Bugünlük bu kadar. Sizi çok seviyoruz, unutmayasınız.

İçten sevgimle, direnişimizin sıcaklığıyla kucaklarım.

Nuriye

24. Gün
KESK ihraç kurultayınin ardından çeşitli kentlerden gelen KESK’lilerin Yüksel Direnişi ziyareti
V/A.D.A

29 Mart 2017’den not

Direnişin 141. günü

Açlık grevinin 21. günü

“Cumhuriyet Gazetesi’nin bugunku Akademi eki… Duymayan gormeyen kalmadi, arkadaslarimizin uyesi oldugu sendikalari hariç…

KESK 8 Mart’a özel (kadınlar direniyor konulu) dergi çıkarıyor, icinde Acun Abla ve Nuriye’ye ait hiçbir şey yok. Ayni KESK “Hayir” başlıklı, ihraç edilen akademisyenlerle röportajlarin oldugu özel sayi çıkarıyor, 60 sayfalik dergide akademisyen Nuriye’ye dair tek satir geçmiyor. Nasil bir zihniyetle karsi karsiyayiz görün, bilin..” M. Çeşme

CHP Milletvekili Murat Emir, Yüksel Direnişçileri ile ilgili soru önergesi vermiş. N. Gülmen.

21

Gezi şehitlerinden Ahmet ATAKAN’ın annesi Emsal ATAKAN Yüksel direnişini ziyaret etti.

 

 

ODTÜ Eğitim-Sen Temsilciliği ODTÜ hayır diyor şenliğinde bizlere ve direnen kamu emekçilerine selam yollamış!
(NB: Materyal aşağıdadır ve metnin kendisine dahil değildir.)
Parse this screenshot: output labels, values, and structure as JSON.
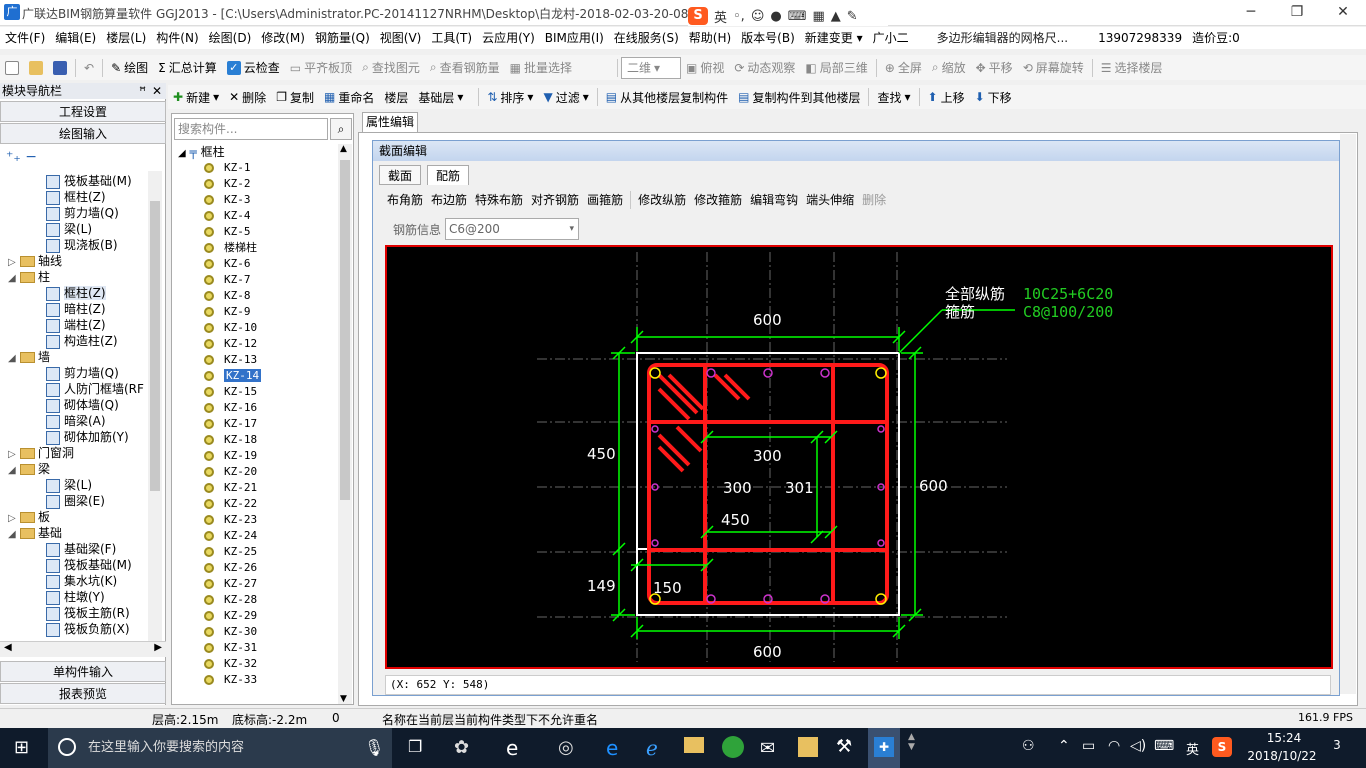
{
  "titlebar": {
    "title": "广联达BIM钢筋算量软件 GGJ2013 - [C:\\Users\\Administrator.PC-20141127NRHM\\Desktop\\白龙村-2018-02-03-20-08",
    "ime_label": "英",
    "minimize": "─",
    "restore": "❐",
    "close": "✕"
  },
  "menu": {
    "items": [
      "文件(F)",
      "编辑(E)",
      "楼层(L)",
      "构件(N)",
      "绘图(D)",
      "修改(M)",
      "钢筋量(Q)",
      "视图(V)",
      "工具(T)",
      "云应用(Y)",
      "BIM应用(I)",
      "在线服务(S)",
      "帮助(H)",
      "版本号(B)",
      "新建变更 ▾",
      "广小二",
      "多边形编辑器的网格尺..."
    ],
    "phone": "13907298339",
    "price_label": "造价豆:0"
  },
  "toolbar1": {
    "draw": "绘图",
    "sum": "汇总计算",
    "cloud_check": "云检查",
    "flat_top": "平齐板顶",
    "find_elem": "查找图元",
    "view_rebar": "查看钢筋量",
    "batch_select": "批量选择",
    "view_mode": "二维",
    "top_view": "俯视",
    "dynamic": "动态观察",
    "local3d": "局部三维",
    "fullscreen": "全屏",
    "zoom": "缩放",
    "pan": "平移",
    "rotate": "屏幕旋转",
    "select_floor": "选择楼层"
  },
  "toolbar2": {
    "new": "新建",
    "delete": "删除",
    "copy": "复制",
    "rename": "重命名",
    "floor": "楼层",
    "floor_value": "基础层",
    "sort": "排序",
    "filter": "过滤",
    "copy_from": "从其他楼层复制构件",
    "copy_to": "复制构件到其他楼层",
    "find": "查找",
    "move_up": "上移",
    "move_down": "下移"
  },
  "leftnav": {
    "header": "模块导航栏",
    "pin": "✕",
    "project_settings": "工程设置",
    "draw_input": "绘图输入",
    "single_input": "单构件输入",
    "report_preview": "报表预览",
    "tree": [
      {
        "label": "筏板基础(M)",
        "level": 2,
        "type": "item"
      },
      {
        "label": "框柱(Z)",
        "level": 2,
        "type": "item"
      },
      {
        "label": "剪力墙(Q)",
        "level": 2,
        "type": "item"
      },
      {
        "label": "梁(L)",
        "level": 2,
        "type": "item"
      },
      {
        "label": "现浇板(B)",
        "level": 2,
        "type": "item"
      },
      {
        "label": "轴线",
        "level": 1,
        "type": "folder",
        "exp": "▷"
      },
      {
        "label": "柱",
        "level": 1,
        "type": "folder",
        "exp": "◢"
      },
      {
        "label": "框柱(Z)",
        "level": 2,
        "type": "item",
        "selected": true
      },
      {
        "label": "暗柱(Z)",
        "level": 2,
        "type": "item"
      },
      {
        "label": "端柱(Z)",
        "level": 2,
        "type": "item"
      },
      {
        "label": "构造柱(Z)",
        "level": 2,
        "type": "item"
      },
      {
        "label": "墙",
        "level": 1,
        "type": "folder",
        "exp": "◢"
      },
      {
        "label": "剪力墙(Q)",
        "level": 2,
        "type": "item"
      },
      {
        "label": "人防门框墙(RF",
        "level": 2,
        "type": "item"
      },
      {
        "label": "砌体墙(Q)",
        "level": 2,
        "type": "item"
      },
      {
        "label": "暗梁(A)",
        "level": 2,
        "type": "item"
      },
      {
        "label": "砌体加筋(Y)",
        "level": 2,
        "type": "item"
      },
      {
        "label": "门窗洞",
        "level": 1,
        "type": "folder",
        "exp": "▷"
      },
      {
        "label": "梁",
        "level": 1,
        "type": "folder",
        "exp": "◢"
      },
      {
        "label": "梁(L)",
        "level": 2,
        "type": "item"
      },
      {
        "label": "圈梁(E)",
        "level": 2,
        "type": "item"
      },
      {
        "label": "板",
        "level": 1,
        "type": "folder",
        "exp": "▷"
      },
      {
        "label": "基础",
        "level": 1,
        "type": "folder",
        "exp": "◢"
      },
      {
        "label": "基础梁(F)",
        "level": 2,
        "type": "item"
      },
      {
        "label": "筏板基础(M)",
        "level": 2,
        "type": "item"
      },
      {
        "label": "集水坑(K)",
        "level": 2,
        "type": "item"
      },
      {
        "label": "柱墩(Y)",
        "level": 2,
        "type": "item"
      },
      {
        "label": "筏板主筋(R)",
        "level": 2,
        "type": "item"
      },
      {
        "label": "筏板负筋(X)",
        "level": 2,
        "type": "item"
      }
    ]
  },
  "complist": {
    "search_placeholder": "搜索构件...",
    "root": "框柱",
    "items": [
      "KZ-1",
      "KZ-2",
      "KZ-3",
      "KZ-4",
      "KZ-5",
      "楼梯柱",
      "KZ-6",
      "KZ-7",
      "KZ-8",
      "KZ-9",
      "KZ-10",
      "KZ-12",
      "KZ-13",
      "KZ-14",
      "KZ-15",
      "KZ-16",
      "KZ-17",
      "KZ-18",
      "KZ-19",
      "KZ-20",
      "KZ-21",
      "KZ-22",
      "KZ-23",
      "KZ-24",
      "KZ-25",
      "KZ-26",
      "KZ-27",
      "KZ-28",
      "KZ-29",
      "KZ-30",
      "KZ-31",
      "KZ-32",
      "KZ-33"
    ],
    "selected": "KZ-14"
  },
  "prop": {
    "tab": "属性编辑",
    "dialog_title": "截面编辑",
    "tab_section": "截面",
    "tab_rebar": "配筋",
    "rebar_buttons": [
      "布角筋",
      "布边筋",
      "特殊布筋",
      "对齐钢筋",
      "画箍筋",
      "修改纵筋",
      "修改箍筋",
      "编辑弯钩",
      "端头伸缩"
    ],
    "delete_disabled": "删除",
    "rebar_info_label": "钢筋信息",
    "rebar_info_value": "C6@200",
    "coord": "(X: 652 Y: 548)"
  },
  "drawing": {
    "dim_top": "600",
    "dim_bottom": "600",
    "dim_left": "450",
    "dim_right": "600",
    "dim_149": "149",
    "dim_150": "150",
    "inner_300_top": "300",
    "inner_300_left": "300",
    "inner_301": "301",
    "inner_450": "450",
    "label_all": "全部纵筋",
    "label_stirrup": "箍筋",
    "val_all": "10C25+6C20",
    "val_stirrup": "C8@100/200"
  },
  "status": {
    "floor_height": "层高:2.15m",
    "bottom_height": "底标高:-2.2m",
    "zero": "0",
    "message": "名称在当前层当前构件类型下不允许重名",
    "fps": "161.9 FPS"
  },
  "taskbar": {
    "search": "在这里输入你要搜索的内容",
    "ime": "英",
    "time": "15:24",
    "date": "2018/10/22",
    "notif": "3"
  },
  "colors": {
    "rebar": "#ff1a1a",
    "dimension": "#00ff00",
    "annotation_value": "#22cc22",
    "section": "#ffffff"
  }
}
https://twitter.com/SemihOzakca/status/847085675442786304/video/1

28 Mart 2017’den not

Direnişin 140. günü

Açlık grevinin 20. günü

CHP Hatay milletvekili Hilmi Yarıyıcı alanı ziyaret etti. Bugün akşam saat 21:05’de gerçekleştirilen #NuriyeSemihAçlıkla20gün hashtag eylemi başarılı oldu ve Türkiye TT’de 4. sıraya çıktı. 3 saate yakın ilk 10’da kaldı.

27 Mart 2017’den not

Direnişin 139. günü

Açlık grevinin 19. günü

Direniş alanını Ankara Üniversitesi Dil ve Tarih-Coğrafya fakültesi, tiyatro bölümü öğretim elemanı Doç. Dr. Süreyya Karacabey ziyaret etti. Ardından Evrensel Yol Partisi başkanı direniş alanını ziyaret ederek saat 14:00 te yapılan basın açıklamasına katıldı.